Souvenez-vous, il y a un an, l’ASSE s’apprêtait à jouer sa dernière carte dans la course à la montée, les Verts étant condamnés à disputer les play-offs face à Rodez pour espérer retrouver le chemin de l’élite du football français après deux ans passés au purgatoire de la Ligue 2.
Après un match maîtrisé face aux Ruthénois et une double confrontation mémorable face au FC Metz, les Verts retrouvaient la Ligue 1 et étaient cédés au groupe canadien Kilmer Sports Venture. Un scénario idéal qui laissait entrevoir de beaux espoirs pour l’avenir, les supporters des Verts se prenant à rêver d’un avenir plus serein.
Un an plus tard, force est de constater que les jours heureux semblent encore lointains, les Verts étant condamnés à espérer un alignement des planètes samedi soir pour aller accrocher les barrages et sauver leur peau en Ligue 1.
Si bien des choses peuvent être remises en cause au terme de cette saison, notamment l’appréciation de KSV sur la construction d’un effectif capable de survivre en Ligue 1, tout n’est pas à jeter.
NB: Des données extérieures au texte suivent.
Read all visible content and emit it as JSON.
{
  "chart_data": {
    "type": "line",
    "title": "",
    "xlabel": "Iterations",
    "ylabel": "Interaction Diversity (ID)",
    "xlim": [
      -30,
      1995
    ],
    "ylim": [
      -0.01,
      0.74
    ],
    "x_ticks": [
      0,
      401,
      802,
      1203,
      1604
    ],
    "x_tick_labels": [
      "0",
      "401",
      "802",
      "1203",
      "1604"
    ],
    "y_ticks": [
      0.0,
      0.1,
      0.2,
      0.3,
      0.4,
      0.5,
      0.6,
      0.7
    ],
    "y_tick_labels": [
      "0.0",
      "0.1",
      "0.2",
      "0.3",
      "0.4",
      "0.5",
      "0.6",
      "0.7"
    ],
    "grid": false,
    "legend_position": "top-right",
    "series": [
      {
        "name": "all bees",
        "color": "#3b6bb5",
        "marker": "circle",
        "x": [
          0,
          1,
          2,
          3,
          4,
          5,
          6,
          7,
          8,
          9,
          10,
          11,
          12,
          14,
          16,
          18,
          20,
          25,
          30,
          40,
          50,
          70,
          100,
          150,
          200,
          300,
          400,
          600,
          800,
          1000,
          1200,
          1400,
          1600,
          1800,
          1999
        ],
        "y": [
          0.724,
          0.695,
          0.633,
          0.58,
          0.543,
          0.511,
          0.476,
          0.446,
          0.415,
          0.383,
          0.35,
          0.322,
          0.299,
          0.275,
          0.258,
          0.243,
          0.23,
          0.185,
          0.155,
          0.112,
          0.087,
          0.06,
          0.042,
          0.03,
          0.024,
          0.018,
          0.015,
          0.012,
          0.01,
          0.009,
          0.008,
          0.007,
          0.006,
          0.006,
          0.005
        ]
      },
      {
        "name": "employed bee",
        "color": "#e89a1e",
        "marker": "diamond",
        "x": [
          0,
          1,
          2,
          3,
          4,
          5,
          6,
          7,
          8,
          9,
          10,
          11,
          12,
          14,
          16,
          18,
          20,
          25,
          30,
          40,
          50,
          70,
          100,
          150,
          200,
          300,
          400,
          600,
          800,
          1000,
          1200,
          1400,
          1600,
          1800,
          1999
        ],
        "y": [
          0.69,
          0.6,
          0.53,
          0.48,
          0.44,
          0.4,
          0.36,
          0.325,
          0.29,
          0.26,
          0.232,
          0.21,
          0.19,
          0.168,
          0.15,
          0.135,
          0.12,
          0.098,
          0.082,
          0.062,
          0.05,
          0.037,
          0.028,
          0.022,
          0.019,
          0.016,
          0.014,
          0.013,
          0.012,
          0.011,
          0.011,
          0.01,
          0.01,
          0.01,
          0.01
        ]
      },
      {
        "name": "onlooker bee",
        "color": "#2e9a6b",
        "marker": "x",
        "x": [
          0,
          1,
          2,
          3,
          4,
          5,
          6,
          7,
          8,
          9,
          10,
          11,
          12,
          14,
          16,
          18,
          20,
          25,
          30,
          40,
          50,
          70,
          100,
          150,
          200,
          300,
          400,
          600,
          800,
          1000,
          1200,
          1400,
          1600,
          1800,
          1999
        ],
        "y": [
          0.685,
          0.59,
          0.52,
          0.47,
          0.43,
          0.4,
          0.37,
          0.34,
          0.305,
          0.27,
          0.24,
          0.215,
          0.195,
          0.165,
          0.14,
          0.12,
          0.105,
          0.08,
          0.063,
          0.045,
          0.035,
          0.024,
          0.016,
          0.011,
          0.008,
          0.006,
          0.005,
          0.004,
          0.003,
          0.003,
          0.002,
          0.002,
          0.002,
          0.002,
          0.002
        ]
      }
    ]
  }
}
Cette équipe 2024 – 2025 a clairement démontré cette saison qu’elle n’avait pas le niveau pour évoluer en Ligue 1, notamment avec une défense aux abois (74 buts encaissés), c’est un fait. Néanmoins, malgré leurs limites, les hommes d’Eirik Horneland n’ont jamais abandonné, réussissant souvent à terminer leurs rencontres avec les louanges de leurs adversaires, admiratifs de l’état d’esprit d’une équipe qui a toujours souhaité s’en sortir par le jeu.
Valeureux guerriers dans le derby du 20 avril, les Stéphanois ont montré que, malgré leurs faiblesses, leurs doutes, ils étaient capables de tenir tête à leurs adversaires en profitant du supplément d’âme offert par un Chaudron qui ne demande qu’à les accompagner dans leur quête d’exploits.
Il y a encore quelques jours de cela, il ne restait que 5% de chances que les Verts accrochent les barrages. Aujourd’hui, il paraîtrait que celles-ci s’élèvent désormais à un peu plus de 25%. Pas forcément maîtres de leur destin, les hommes d’Eirik Horneland pourront toutefois compter sur leur atout numéro 1 : Geoffroy-Guichard.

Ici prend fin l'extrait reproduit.